NATURAL LANGUAGE PROCESSING is pretty much exactly what it sounds like. It’s an umbrella term that’s used to refer to the ability of machines to process and understand language as it’s written or spoken by human beings. While it would be nice to think that our languages make logical sense and follow basic rules of grammar and punctuation, we all know that’s not always the case. We use slang, proper nouns, abbreviations and acronyms, and not everyone can string a sentence together like Stephen King or J. K. Rowling.
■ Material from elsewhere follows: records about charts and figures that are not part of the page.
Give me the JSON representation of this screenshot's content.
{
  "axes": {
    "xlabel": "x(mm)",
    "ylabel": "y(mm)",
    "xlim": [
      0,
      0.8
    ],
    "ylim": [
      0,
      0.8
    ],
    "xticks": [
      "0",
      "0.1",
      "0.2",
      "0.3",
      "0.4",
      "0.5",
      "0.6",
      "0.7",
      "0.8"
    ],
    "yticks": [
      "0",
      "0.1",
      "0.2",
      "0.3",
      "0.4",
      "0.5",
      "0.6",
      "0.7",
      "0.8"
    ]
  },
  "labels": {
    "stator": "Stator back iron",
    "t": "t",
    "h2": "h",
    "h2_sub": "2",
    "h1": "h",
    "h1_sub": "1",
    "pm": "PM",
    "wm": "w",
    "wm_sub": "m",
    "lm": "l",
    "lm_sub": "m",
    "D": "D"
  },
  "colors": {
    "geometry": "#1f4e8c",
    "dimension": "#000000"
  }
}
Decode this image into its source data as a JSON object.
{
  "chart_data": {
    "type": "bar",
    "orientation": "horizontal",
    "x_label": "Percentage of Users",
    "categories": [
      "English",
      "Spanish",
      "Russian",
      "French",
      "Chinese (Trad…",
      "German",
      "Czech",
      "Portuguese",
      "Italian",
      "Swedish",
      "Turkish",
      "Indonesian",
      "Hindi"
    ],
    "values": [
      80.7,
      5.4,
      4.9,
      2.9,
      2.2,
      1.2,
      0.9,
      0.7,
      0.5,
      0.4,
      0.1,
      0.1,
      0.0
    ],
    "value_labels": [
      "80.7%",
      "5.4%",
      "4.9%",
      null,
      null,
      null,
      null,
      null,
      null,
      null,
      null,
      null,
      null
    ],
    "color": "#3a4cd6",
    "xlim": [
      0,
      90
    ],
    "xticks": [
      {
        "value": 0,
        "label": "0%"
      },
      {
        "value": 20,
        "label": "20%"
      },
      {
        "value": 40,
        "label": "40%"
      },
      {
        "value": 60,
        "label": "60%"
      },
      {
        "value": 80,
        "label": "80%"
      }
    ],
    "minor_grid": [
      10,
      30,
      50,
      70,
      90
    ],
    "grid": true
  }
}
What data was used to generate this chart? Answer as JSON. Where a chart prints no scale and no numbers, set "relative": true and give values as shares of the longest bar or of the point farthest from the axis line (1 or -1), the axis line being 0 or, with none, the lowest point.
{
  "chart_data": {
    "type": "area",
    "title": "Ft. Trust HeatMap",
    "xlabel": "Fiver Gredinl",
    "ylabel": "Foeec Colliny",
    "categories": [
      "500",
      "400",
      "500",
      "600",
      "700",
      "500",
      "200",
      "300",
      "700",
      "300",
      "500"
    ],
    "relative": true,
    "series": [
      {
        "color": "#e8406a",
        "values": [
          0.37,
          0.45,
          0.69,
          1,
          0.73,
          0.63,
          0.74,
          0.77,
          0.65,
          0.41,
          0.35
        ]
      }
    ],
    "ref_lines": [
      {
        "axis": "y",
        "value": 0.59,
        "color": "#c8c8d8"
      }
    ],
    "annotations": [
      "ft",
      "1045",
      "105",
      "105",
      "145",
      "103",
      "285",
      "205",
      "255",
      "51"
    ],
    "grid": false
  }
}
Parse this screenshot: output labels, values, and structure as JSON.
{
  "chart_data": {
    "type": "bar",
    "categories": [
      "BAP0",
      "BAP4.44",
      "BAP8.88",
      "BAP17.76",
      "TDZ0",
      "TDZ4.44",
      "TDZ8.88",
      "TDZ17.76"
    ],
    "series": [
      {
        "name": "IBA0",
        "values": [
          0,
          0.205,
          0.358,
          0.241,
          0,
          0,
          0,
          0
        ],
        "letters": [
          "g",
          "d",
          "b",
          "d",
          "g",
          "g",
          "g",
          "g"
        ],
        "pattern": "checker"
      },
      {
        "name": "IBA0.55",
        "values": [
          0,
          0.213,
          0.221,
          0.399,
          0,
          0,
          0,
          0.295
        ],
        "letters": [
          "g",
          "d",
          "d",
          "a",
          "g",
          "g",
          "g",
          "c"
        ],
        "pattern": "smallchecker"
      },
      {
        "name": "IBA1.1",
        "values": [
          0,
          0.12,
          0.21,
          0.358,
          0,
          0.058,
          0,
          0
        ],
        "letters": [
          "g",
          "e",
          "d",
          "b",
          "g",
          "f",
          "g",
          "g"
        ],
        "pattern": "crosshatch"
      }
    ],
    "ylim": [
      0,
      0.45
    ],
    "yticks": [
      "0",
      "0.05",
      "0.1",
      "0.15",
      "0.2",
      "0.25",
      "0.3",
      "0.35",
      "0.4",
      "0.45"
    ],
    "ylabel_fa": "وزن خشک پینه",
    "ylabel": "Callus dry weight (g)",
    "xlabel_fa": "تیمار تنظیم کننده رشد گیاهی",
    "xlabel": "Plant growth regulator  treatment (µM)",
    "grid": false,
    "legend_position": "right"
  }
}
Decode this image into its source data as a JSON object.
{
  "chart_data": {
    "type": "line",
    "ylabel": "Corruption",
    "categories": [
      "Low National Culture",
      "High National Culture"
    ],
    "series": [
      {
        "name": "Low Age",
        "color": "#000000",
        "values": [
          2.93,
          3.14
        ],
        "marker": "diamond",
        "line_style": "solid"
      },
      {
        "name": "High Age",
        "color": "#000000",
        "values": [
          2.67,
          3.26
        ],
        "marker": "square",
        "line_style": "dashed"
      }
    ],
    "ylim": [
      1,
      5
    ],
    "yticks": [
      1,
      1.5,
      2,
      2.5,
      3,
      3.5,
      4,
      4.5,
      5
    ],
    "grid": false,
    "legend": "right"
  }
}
That’s where natural language processing comes in. Loosely speaking, it’s a form of artificial intelligence that’s all about trying to analyze and understand either written or spoken language and the context that it’s being used in. A basic example of natural language processing in action is the predictive text that we see when we use our smartphones. As we type our messages, the phone’s operating system uses AI and natural language processing to try to guess at what we might be typing and which words might come next.
Natural language processing isn’t perfect, as you’ll have seen if you’ve ever used a tool like Google Translate, but it is pretty powerful and getting better all of the time. It can even be combined with machine learning to create a system that can not only understand what’s being said but which will also continue to improve the more it’s used. A great example here is Google Assistant, which gets better at understanding and responding to the commands of individual users. This can come in useful if you have an accent or a speech impediment, and it’s all made possible by a combination of natural language processing and machine learning.
Natural Language Processing
Not many people are brave enough to tackle the complicated topic of natural language processing, but Dr. Robert Wachter has given it a good shot. In an article for The Hospital Leader (the official blog for the Society of Hospital Medicine), Wachter shared an amazing description of natural language processing and the history of doctor note-taking.
Wachter argues that the ability for software to “read” notes could be one of the most important breakthroughs in digital medicine. He says, “A recent study linked the use of proton pump inhibitors to subsequent heart attacks. It did this by plowing through 16 million notes in electronic health records.”
Back at the dawn of medicine in the time of Hippocrates, medical records were written in prose by the physician. Wachter cites medical historian Stanley Reiser, who describes the case of Apollonius of Abdera, who lived in the 5th century BCE. His doctor’s note survived the test of time and reads, “There were exacerbations of the fever; the bowels passed practically nothing of the food taken; the urine was thin and scanty. No sleep… About the fourteenth day from his taking to bed, after a rigor, he grew hot; wildly delirious, shouting, distress, much rambling, followed by calm; the coma came on at this time.
Unfortunately, this story doesn’t have a happy ending. The final entry in Appollonius of Abdera’s medical record read, “Thirty-fourth day. Death.”
Of course, medical health records have changed a lot since then. As we learned more about the human body we were able to add new data points such as the results of blood tests and the stability of vital signs. Wachter explains that this was all well and good, until two major forces took root. The first was the change in audience for the doctor’s note, which was suddenly of interest to a huge number of stakeholders including “government officials, regulators, accreditors, payers, quality measurers and malpractice attorneys.”